M. Degas n'a point à se repentir de s'être dissimulé aux amateurs, à ses amis presque, au lieu de se laisser envahir. C'est autour de 1875 que les amateurs commencèrent à s'attribuer le droit de taper sur l'épaule des artistes et de cambrioler leur atelier. M. Degas comprit la nécessité d'être seul, et les fausses blandices de la publicité, des expositions. Le sauvage isolement de M. Degas, sa sauvegarde d'abord, est devenu dramatique, mais il est trop tard, même s'il en souffre parfois, pour qu'il change. Si nous fûmes naguère quelques lévites à mendier humblement l'aumône de ses vérités didactiques, la file des dévots à sa porte verrouillée menaçait de faire sauter la serrure; et le bel obstiné au visage de vieil Homère ne consentit point à se contredire: il ne serait point visible. D'où l'admiration que l'on a pour sa figure! Son œuvre ne nous suffit pas: c'est lui, c'est sa vie, c'est son maintien d'artiste qui nous émeuvent encore plus que son art, et c'est sa présence qu'il nous faut. De le savoir là, encore debout à côté de nous, et qui juge, nous nous sentons moins désaxés. Nous voudrions tout de même qu'il apparût à sa fenêtre, que sa voix se fît entendre, cette voix de patriarche redoutable et de brave homme.

Et ce qu'il nous dirait!…

Dans l'hôtel de la rue de Lisbonne, M. Degas se montra complètement lui-même, jusqu'au jour où la mort faucha l'un de ses derniers camarades. Il se sentait à l'aise au sein de cette famille de grands travailleurs. Auprès de sa copie de l'Enlèvement des Sabines et quelques autres de ses œuvres préférées, sa modestie était moins inquiète qu'auprès de son chevalet et de ses ébauchoirs.

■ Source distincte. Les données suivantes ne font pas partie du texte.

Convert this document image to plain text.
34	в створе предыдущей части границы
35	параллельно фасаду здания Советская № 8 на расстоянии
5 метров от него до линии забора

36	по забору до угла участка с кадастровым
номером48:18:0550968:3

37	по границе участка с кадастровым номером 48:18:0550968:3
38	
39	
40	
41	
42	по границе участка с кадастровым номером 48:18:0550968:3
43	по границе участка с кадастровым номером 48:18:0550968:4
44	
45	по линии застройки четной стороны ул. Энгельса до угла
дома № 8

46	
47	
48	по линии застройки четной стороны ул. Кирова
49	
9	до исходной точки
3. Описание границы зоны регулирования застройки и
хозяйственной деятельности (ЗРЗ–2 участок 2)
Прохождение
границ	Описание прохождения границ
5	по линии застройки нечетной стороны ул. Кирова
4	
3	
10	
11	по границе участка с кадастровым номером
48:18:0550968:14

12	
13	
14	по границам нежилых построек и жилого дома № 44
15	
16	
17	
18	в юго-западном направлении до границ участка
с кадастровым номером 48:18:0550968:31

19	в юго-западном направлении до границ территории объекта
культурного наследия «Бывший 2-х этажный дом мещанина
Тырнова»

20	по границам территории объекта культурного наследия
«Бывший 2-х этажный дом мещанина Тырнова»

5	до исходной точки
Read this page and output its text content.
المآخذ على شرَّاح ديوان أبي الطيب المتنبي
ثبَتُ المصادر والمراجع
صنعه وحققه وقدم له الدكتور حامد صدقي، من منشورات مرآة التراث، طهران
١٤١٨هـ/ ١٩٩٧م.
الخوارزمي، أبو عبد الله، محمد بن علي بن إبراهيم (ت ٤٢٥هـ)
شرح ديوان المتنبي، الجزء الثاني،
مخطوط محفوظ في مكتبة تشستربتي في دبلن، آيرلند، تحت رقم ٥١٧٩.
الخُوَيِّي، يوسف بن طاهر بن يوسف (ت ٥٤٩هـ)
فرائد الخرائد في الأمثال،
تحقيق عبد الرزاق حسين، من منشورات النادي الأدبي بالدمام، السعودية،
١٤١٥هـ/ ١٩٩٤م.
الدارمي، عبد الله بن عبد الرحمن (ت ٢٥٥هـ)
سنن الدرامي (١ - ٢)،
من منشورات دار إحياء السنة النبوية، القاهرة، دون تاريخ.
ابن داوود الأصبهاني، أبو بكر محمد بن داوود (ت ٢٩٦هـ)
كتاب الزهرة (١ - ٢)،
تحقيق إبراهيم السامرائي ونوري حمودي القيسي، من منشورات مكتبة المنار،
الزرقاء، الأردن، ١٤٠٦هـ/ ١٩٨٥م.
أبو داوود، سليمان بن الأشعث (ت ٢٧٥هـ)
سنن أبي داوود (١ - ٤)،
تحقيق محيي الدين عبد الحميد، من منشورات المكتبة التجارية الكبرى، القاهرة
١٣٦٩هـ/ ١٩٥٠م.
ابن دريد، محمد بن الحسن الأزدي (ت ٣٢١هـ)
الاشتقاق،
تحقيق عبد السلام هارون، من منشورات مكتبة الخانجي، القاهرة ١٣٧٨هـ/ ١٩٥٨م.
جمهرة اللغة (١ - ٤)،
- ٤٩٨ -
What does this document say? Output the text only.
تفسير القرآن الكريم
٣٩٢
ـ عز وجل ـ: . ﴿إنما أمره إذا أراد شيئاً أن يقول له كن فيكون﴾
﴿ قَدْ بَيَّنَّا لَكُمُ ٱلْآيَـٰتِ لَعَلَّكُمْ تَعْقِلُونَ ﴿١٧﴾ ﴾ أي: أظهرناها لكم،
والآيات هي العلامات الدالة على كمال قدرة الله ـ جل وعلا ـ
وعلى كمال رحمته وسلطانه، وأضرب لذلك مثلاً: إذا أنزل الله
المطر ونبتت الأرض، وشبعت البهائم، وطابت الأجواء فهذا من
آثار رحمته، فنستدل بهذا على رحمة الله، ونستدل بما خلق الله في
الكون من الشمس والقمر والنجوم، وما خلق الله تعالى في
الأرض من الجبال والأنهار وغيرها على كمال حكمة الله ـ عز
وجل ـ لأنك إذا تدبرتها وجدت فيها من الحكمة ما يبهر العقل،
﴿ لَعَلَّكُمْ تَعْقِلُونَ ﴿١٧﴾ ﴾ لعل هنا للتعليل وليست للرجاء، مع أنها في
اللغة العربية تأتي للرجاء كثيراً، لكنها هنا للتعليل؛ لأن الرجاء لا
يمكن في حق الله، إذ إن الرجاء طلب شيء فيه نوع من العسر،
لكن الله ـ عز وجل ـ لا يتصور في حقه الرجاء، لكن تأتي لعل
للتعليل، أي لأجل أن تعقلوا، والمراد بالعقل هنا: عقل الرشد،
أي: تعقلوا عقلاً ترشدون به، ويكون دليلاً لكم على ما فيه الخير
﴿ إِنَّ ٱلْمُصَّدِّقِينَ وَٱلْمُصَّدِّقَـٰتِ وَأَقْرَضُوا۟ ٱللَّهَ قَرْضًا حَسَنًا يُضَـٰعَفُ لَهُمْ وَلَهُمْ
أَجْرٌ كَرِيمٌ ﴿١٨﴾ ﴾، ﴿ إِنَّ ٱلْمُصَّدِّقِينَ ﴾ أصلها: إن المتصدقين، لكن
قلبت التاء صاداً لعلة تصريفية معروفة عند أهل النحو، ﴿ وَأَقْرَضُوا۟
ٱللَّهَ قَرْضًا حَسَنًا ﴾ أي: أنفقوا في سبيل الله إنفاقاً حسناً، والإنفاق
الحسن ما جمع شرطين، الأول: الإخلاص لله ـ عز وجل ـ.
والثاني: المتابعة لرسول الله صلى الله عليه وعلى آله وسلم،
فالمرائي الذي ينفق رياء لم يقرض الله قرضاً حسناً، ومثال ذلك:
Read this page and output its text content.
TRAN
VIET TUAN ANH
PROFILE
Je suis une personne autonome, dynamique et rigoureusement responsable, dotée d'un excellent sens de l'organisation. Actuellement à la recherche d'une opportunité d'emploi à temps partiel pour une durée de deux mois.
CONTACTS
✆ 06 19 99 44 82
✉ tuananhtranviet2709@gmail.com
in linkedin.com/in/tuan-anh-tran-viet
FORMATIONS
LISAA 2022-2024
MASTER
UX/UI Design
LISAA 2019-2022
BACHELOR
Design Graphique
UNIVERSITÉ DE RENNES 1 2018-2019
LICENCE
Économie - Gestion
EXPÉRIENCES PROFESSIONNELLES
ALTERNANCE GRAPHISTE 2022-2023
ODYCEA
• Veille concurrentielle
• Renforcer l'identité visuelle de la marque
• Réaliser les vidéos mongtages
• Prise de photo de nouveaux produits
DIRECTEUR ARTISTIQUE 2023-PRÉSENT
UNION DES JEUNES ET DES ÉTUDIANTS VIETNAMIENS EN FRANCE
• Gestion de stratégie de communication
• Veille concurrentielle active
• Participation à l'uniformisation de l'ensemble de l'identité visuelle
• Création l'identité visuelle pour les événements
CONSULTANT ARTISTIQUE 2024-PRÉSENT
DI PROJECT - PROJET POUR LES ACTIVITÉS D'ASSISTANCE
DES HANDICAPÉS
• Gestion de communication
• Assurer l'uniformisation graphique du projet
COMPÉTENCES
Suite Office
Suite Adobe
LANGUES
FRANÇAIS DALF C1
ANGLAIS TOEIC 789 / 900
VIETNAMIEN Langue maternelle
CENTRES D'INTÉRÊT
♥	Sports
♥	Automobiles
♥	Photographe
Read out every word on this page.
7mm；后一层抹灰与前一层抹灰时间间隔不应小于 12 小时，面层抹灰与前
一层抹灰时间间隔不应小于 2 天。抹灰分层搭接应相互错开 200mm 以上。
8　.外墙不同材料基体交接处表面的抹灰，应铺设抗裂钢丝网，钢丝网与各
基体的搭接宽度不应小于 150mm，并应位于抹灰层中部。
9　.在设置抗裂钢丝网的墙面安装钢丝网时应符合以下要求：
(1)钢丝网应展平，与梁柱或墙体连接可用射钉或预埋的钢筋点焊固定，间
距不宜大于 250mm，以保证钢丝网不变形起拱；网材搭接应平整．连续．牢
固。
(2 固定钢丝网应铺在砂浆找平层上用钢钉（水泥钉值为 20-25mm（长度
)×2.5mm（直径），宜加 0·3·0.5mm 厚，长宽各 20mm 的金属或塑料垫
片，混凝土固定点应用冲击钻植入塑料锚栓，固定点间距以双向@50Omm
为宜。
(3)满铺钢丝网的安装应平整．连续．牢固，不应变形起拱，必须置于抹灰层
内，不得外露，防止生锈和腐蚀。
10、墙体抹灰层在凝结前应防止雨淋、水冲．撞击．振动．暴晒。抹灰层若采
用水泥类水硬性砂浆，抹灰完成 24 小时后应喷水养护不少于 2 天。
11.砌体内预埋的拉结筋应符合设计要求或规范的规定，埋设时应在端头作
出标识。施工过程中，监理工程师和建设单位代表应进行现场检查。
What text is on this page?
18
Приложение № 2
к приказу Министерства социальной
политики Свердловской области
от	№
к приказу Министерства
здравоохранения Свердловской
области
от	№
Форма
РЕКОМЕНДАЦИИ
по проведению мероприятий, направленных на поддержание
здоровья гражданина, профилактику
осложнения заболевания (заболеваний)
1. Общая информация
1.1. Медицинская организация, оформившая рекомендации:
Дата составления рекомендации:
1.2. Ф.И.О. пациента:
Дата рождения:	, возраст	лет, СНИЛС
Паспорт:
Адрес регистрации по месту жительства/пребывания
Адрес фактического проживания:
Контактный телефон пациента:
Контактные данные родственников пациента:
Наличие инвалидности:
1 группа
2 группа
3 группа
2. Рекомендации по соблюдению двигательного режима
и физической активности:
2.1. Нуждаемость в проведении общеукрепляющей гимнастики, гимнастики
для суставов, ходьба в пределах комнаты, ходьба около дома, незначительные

Chez ses amis, dont il était sûr, il débridait sa frénésie de justicier, de fanatique et de «patriotard» des temps révolus; on y flattait ses manies, on partageait ses préjugés. Hors de telles confréries, on n'est plus sûr de ceux à qui l'on parle. Le manque de convictions et d'opinions appuyées sur le savoir et le bon sens national, s'opposent à ce qu'un tel «rabâcheur» de vérités s'exprime à sa façon. Pareil à Cézanne, son nom restera sur l'étiquette de certaines formules d'art, les plus «antitraditionalistes» en apparence, alors que l'homme, par discipline autant que tempérament, restait un classique; d'où l'attrait de ses maximes et de ses boutades pour les jeunes gens avant le jour où la peinture allait devenir abstraite et théorique.

Si M. Degas eût été moins solitaire, son influence aurait été combien plus bienfaisante que celle de Gustave Moreau.—Car le bel esprit de la rue La Rochefoucauld est responsable d'une bonne part de notre inquiétude. Comme son ancien ami Degas, il était une sorte de Savonarole de l'esthétique; mais le peu d'humanité qui était en lui et le tour littéraire de son esprit, l'écartèrent de «la vie», de «la laideur», il se réfugia dans les mythes, le symbole et les abstractions philosophiques; il fit de son atelier un souterrain sans issues où, d'abord, quelques fervents tels des premiers Chrétiens baissaient la voix en des rites occultes. Le grand officiant prit toute son ampleur didactique quand on lui eut proposé d'avoir «une classe.» Moreau devait séduire ses élèves, et il y en eut de fort distingués, d'Ary Renan à M. Desvallières et aux «fauves». Au contraire, M. Degas ne séduisait pas: il faisait peur.